The Anne Frank House in Amsterdam (photo by me)

This March, I visited a friend in The Netherlands and spent a few days touristing in Amsterdam. I stood in a long line outside the Anne Frank House on a rainy day, watching canal boats glide by and listening to the Westerkerk chime the hour. Once inside, I bought my ticket and selected an English pamphlet from the many language options. It’s a self-guided tour, and there’s a constant stream of people, which is a little unsettling in the building that once housed just a small office and a back room of people for whom every visitor meant possible discovery and arrest. I followed the crowd, reading the small placards placed along the way and peering at the photographs hung on the wall. I had forgotten that the Annex was attached to Otto Frank’s office, not to a residence. Much of the material at the front of the house focused on how the office functioned before they went into hiding, and how the “helpers” smuggled food into the Annex.

Otto Frank had requested that any museum made of the house not include the furniture; he said the emptiness of the place would symbolize how everything they had was taken from them. So I didn’t get to see all the pieces fit together as I’d imagined when I was penciling improbable architectural structures on my sketch pad. How that furniture would fit in there anyway, I don’t know, because these rooms were tiny. If you go to http://www.annefrank.org/ the museum has set up a neat 360-degree view of each room with the furniture intact, so you can get an idea of how everything was set up. Even with that guide, when I was standing in the rooms and looking around me, it seemed impossible. How eight people could fit into this small space (and a teenaged Anne sharing a room with a middle-aged man because there was no room in her family’s room, at that), I still don’t see, except that needs must. They had to fit, so they fit. They had to put their lives on hold for fear their lives would end, so they put their lives on hold.

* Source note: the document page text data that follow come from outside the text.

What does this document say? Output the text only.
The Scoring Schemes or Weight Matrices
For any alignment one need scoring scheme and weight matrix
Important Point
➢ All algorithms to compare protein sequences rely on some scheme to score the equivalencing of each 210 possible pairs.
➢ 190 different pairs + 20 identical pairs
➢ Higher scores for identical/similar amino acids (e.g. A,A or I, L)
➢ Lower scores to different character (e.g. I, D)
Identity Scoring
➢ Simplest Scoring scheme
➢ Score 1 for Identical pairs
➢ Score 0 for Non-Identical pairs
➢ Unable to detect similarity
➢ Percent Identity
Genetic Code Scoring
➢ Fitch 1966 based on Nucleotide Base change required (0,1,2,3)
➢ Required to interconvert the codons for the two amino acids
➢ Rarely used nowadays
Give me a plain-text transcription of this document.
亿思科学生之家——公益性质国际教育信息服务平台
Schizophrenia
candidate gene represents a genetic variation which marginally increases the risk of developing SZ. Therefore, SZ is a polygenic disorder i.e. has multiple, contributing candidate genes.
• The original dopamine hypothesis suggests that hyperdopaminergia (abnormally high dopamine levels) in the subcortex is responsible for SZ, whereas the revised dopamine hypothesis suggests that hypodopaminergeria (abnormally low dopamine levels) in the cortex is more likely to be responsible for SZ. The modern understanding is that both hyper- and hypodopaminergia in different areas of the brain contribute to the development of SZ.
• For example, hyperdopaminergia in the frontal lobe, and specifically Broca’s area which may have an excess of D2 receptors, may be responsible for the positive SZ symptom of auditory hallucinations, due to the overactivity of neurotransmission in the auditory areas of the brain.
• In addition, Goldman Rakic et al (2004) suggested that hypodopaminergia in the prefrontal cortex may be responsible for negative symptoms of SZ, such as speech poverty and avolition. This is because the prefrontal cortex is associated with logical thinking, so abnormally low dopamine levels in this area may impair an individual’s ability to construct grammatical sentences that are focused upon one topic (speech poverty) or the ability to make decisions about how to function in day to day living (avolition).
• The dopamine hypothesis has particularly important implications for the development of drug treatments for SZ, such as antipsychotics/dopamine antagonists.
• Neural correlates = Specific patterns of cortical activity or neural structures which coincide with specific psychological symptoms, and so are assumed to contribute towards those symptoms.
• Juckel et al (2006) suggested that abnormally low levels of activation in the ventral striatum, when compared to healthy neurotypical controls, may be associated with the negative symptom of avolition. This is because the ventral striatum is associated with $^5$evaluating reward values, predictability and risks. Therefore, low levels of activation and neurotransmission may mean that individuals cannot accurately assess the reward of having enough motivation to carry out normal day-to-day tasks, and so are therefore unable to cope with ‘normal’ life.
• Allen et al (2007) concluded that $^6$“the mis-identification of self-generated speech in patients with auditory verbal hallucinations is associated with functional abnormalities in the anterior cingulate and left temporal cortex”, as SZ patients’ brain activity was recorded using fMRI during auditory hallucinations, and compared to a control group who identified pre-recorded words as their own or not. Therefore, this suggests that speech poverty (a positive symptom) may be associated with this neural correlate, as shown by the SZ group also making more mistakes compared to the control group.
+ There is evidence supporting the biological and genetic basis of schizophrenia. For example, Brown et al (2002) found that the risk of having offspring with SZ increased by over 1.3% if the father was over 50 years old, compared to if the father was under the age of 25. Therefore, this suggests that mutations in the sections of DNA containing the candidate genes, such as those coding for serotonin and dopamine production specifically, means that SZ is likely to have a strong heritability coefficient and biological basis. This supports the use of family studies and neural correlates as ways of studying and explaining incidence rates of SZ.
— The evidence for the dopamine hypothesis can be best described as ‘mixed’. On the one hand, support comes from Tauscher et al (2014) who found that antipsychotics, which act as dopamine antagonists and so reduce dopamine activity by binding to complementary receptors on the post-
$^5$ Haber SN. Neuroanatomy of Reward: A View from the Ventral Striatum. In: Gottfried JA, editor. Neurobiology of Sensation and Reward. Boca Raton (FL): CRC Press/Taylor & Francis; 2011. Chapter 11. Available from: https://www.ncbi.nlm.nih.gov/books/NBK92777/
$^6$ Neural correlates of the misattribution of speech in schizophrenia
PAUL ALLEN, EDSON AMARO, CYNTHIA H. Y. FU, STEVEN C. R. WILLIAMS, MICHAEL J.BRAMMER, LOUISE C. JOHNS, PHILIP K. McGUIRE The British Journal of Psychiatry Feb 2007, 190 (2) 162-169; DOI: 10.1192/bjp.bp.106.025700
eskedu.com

It was such a dark place, too. They had blackout curtains drawn all the way down or almost all the way down in each room in the Annex, so you could get a real idea of how each day looked to the Franks, the van Pelses, and Mr. Pfeffer. It looked dark, and small, and dull. Anne talks about how bored she is several times in the diary, and it’s no wonder. She’s bright, young, and full of energy, but she has to be practically silent for two whole years, confined to a tiny space with her parents, sister, sometime boyfriend, and three other adults. Distractions are few and frivolity almost impossible. Long before her life was taken from her, her adolescence was stolen away, or at least forced into unnaturally cramped conditions.

At one point in the diary, Anne writes, “I wander from room to room, climb up and down the stairs and feel like a songbird whose wings have been ripped off and who keeps hurling itself against the bars of its dark cage. ‘Let me out, where there’s fresh air and laughter!’ a voice within me cries.” In most other diaries of girls her age, this is usually teenage angst and hyperbole. The heartbreaking thing about Anne, and what visiting the museum made more real and terrible to me, is that while she felt the usual swirl of teenage emotions and conflicting desires, she did so within a fatally dangerous world that made her imprisonment all too real. And yet she never stopped writing.